Amongst the ranks of tailgates, frat parties, and caffeine-fueled cram sessions… the road trip has always held a place in the pantheon of must-have collegiate experiences.
For decades it has been a time-honored tradition for students to exchange uninspired commutes to campus for long garrulous conversations on lonely highways, forgoing the rigors of exams, papers, and other obligations for one short week of unadulterated partying, surrounded by others sojourning in America’s beachtown sanctuaries.
So prevalent is the road trip that it has forever been ingrained into American pop culture. Countless movies have been made in honor of its triumphs and in commiseration of its pitfalls, of which there are few and those that do exist have the potential to turn into great stories… with some exceptions here and there.
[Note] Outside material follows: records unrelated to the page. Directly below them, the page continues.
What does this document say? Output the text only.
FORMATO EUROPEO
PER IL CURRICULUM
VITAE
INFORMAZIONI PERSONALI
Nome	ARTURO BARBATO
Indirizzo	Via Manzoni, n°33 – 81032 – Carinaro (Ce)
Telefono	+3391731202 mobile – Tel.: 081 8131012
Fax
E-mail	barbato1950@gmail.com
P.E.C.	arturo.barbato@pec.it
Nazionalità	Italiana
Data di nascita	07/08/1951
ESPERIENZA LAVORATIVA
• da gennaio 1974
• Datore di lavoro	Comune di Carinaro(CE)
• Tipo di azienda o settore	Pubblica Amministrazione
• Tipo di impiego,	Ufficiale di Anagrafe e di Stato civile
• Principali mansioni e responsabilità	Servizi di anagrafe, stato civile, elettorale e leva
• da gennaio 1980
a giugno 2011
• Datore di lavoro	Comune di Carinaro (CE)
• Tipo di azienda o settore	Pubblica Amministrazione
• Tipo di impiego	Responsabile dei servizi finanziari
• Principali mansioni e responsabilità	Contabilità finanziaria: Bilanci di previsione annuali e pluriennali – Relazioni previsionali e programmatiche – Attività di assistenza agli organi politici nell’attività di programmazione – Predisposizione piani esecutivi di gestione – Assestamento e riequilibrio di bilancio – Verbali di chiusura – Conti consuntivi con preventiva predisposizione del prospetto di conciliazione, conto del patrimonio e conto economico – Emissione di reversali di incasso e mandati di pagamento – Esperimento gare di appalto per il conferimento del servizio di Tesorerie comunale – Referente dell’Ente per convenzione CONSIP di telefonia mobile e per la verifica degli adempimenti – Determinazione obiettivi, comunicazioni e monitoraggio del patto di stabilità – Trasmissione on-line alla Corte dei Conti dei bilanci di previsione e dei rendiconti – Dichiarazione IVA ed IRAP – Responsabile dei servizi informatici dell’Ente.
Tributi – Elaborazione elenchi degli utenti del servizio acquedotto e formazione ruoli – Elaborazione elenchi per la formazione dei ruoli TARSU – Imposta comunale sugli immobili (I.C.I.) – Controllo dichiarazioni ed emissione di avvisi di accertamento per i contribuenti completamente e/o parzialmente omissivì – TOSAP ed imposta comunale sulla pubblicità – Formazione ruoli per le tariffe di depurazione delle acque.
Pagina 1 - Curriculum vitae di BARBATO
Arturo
However this emblem of collegiate euphoria faces a real and present danger that will potentially transform the road trip from an annual expedition into a fondly remembered relic. A dream shared only by the quixotic and forgotten by the practical.
Rising gas prices present an insurmountable obstacle facing future road trippers. The exponential rate at which gas prices continue to rise is a variable that cannot be accounted for. With the national average precariously close to exceeding $4.00 a gallon, combined with high price volatility, it will most likely deliver a deathblow to many planned road trips this year.
In Panama City, Florida I saw the destruction high gas prices have wrought on spring breakers first hand. In the rare instance in which a conversation with a tripper surpassed the get-to-know-you phase, or was not intruded upon by a way-ward frat boy or misplaced beach goer, nearly everyone I talked to said at least one of their friends who planned on joining them had to drop out last minute because the cost simply became too great.
Routinely the main culprit behind the last minute change of plans was the price of gas.
My own road trip was nearly killed in its infancy when two friends decided it was simply impractical for them to tag along. With gas prices hovering around $3.69 last week at the time of our trip, it meant each person would have to cough up at least $120 in order to pay for their share of the cost of fueling the Ford Expedition’s long journey to Panama City.
Luckily we were able to find two last minute replacements. But with gas prices in Maryland currently hovering around $4.05, and rising daily, if the trip were scheduled to get underway this week I doubt any of us would have been able to swing it.
A few creative options exist for college students to circumvent the gas price issue. Road trippers can sacrifice comfort for the sake of affordability, electing to drive a smaller, more fuel efficient vehicle instead of the standard SUV.
Or the distance of the trip can be shortened. Instead of making the 1,020-mile trip to Florida you can adapt and make a 500-mile trip to some less desirable locale. Lastly, and most unfortunate, the road trip can be abandoned entirely, its place usurped by a plane ticket. While all the previous options present their own unique can of worms, it is this final option I find most devastating.
It means those unaccounted and unforeseen joys inherent in road trips would be gone forever. No more last minute detours to a nearby city, taking in the charms of a different culture, if only for a few hours. The laughs conjured up from obscene or simply absurd conversations… conversations that can only come about when four people are cramped in a small space for countless hours, will be forever silenced.
Lastly, it represents the death of a tradition.
It means the tentacles of high gas prices have transcended the political and economic realms and entered into the realm of the symbolic and the sacred… wrapping themselves around something college students have held in high esteem for decades, if not centuries, slowly constricting and tightening their grasp until they have squeezed the life out of the last remaining construct American undergrads had to look forward to in an America riddled with high unemployment and uncertain futures.